Keywords: bioavailability, Cu and Zn, speciation, agricultural soil

PENDAHULUAN

Pertanian merupakan salah satu mata pencarian penduduk Indonesia yang utama, karena Indonesia memiliki kekayaan alam

yang melimpah dan tanah yang subur sehingga sektor pertanian berkembang pesat. Walaupun tanah pertaniannya subur, namun pengolahannya, para petani cenderung mengaplikasikan agrokimia (pupuk anorganik

dan pestisida sintetis) untuk meningkatkan hasil pertaniannya baik secara kualitatif maupun kuantitatif.

Hampir semua petani di Indonesia mengendalikan hama dengan mengaplikasikan pestisida seperti insektisida organofosfat hingga 59 % (Departemen RI 2009). Dampak negatif penggunaan Agrokimia dapat menimbulkan pencemaran logam berat, karena agrokimia banyak mengandung logam berat dan logam berat ini akan masuk ke dalam tanah dan terakumulasi sehingga terjadi pencemaran tanah. Cemaran logam berat seperti Cu dan Zn dalam tanah dapat mengakibatkan tanaman yang tumbuh pada tanah tersebut dapat terkontaminasi oleh logam berat tersebut, karena bioavailabilitasnya.

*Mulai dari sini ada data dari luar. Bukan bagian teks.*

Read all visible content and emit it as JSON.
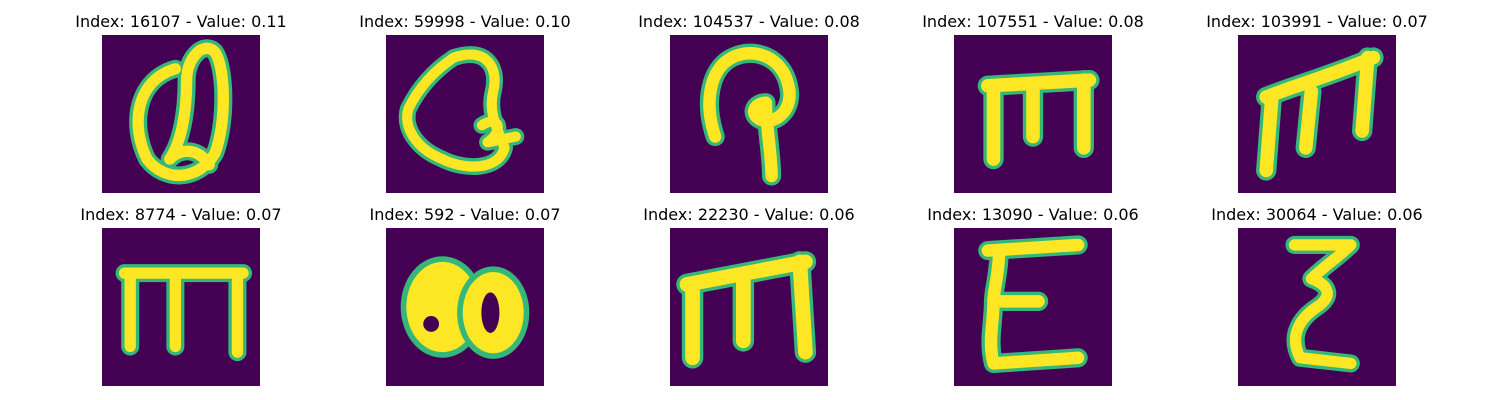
{
  "colors": {
    "background": "#440154",
    "stroke": "#fde725",
    "edge": "#35b779"
  },
  "panels": [
    {
      "index": "16107",
      "value": "0.11",
      "glyph": "script-Q"
    },
    {
      "index": "59998",
      "value": "0.10",
      "glyph": "script-Q-open"
    },
    {
      "index": "104537",
      "value": "0.08",
      "glyph": "hook-P"
    },
    {
      "index": "107551",
      "value": "0.08",
      "glyph": "m-flat"
    },
    {
      "index": "103991",
      "value": "0.07",
      "glyph": "m-slanted"
    },
    {
      "index": "8774",
      "value": "0.07",
      "glyph": "m-square"
    },
    {
      "index": "592",
      "value": "0.07",
      "glyph": "blob-80"
    },
    {
      "index": "22230",
      "value": "0.06",
      "glyph": "m-tilted"
    },
    {
      "index": "13090",
      "value": "0.06",
      "glyph": "sigma"
    },
    {
      "index": "30064",
      "value": "0.06",
      "glyph": "zeta"
    }
  ]
}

Selain pupuk anorganik, pupuk organikpun dapat meningkatkan cemaran logam berat. Pemberian nutrisi melalui aplikasi pupuk organik yang berasal dari kotoran sapi secara berlebihan dengan jangka waktu lama dapat meningkatkan kandungan logam berat Cu dan Zn (Widaningrum, dkk, 2007). Alloway dan Ayres (1997) juga menyatakan bahwa kotoran babi dapat mengandung logam berat Cu dan Zn yang tinggi berturut-turut berkisar 300-2000 mg/kg dan 200-1500 mg/kg. Residu pestisida dalam tanah juga banyak mengandung logam berat ( Widowati, 2008) seperti As, Cu, Co, Cr, Cd, Fe, Hg, Mn, Ni, Pb, dan Zn dan jika logam berat tersebut mengkontaminasi buah dan sayuran, maka sangat berbahaya jika dikonsumsi (Priyoni, 2006).

MATERI DAN METODE

Bahan

Tanah organik, anorganik, akuades, asam nitrat, asam asetat, asam klorida, hidroksilamin klorid, hidrogen peroksida, logam Cu, Zn. Semua bahan yang digunakan memiliki derajat proanalisis.

Peralatan

Sendok plastik, plastik polietilen, oven, mortar, ayakan ukuran 63 µm, neraca analitik, penggojog (shaker), sentrifuge, pH meter, ultrasonic bath, dan seperangkat alat gelas, dan instrumentasi Spektrofotometer Serapan Atom (AAS), Shimadzu A.7000.

Cara Kerja

Lokasi Pengambilan Sampel

Sampel tanah diambil pada 4 lahan yaitu 2 lahan pertanian organik dan 2 lahan pertanian anorganik. Setiap lahan sawah diambil tanah pada tiga petak lokasi yaitu pada Hilir, Hulu dan tegah, setiap petak dibagi 5 titik sampel, Sampel tanah diambil menggunakan sendok plastik, kemudian dimasukkan ke dalam plastik kantong polietilen. Sampel diambil pada kedalaman 0-20 cm sebanyak 500 gram. tanah pada setiap titik sampling.

Perlakuan Sampel Tanah

Sampel yang telah terkumpul dibawa ke laboratorium untuk diproses lebih lanjut. Sampel tanah organik dan tanah anorganik di masukkan ke dalam oven dan dipanaskan pada suhu tidak lebih dari 600C, sehingga diperoleh berat konstan. Sempel tanah yang sudah kering kemudian digerus dan diayak dengan ayakan 63 µm. Sampel tanah yang akan dianalisis adalah sampel tanah yang berukuran ≤ 63 µm (Siaka et al., 2006).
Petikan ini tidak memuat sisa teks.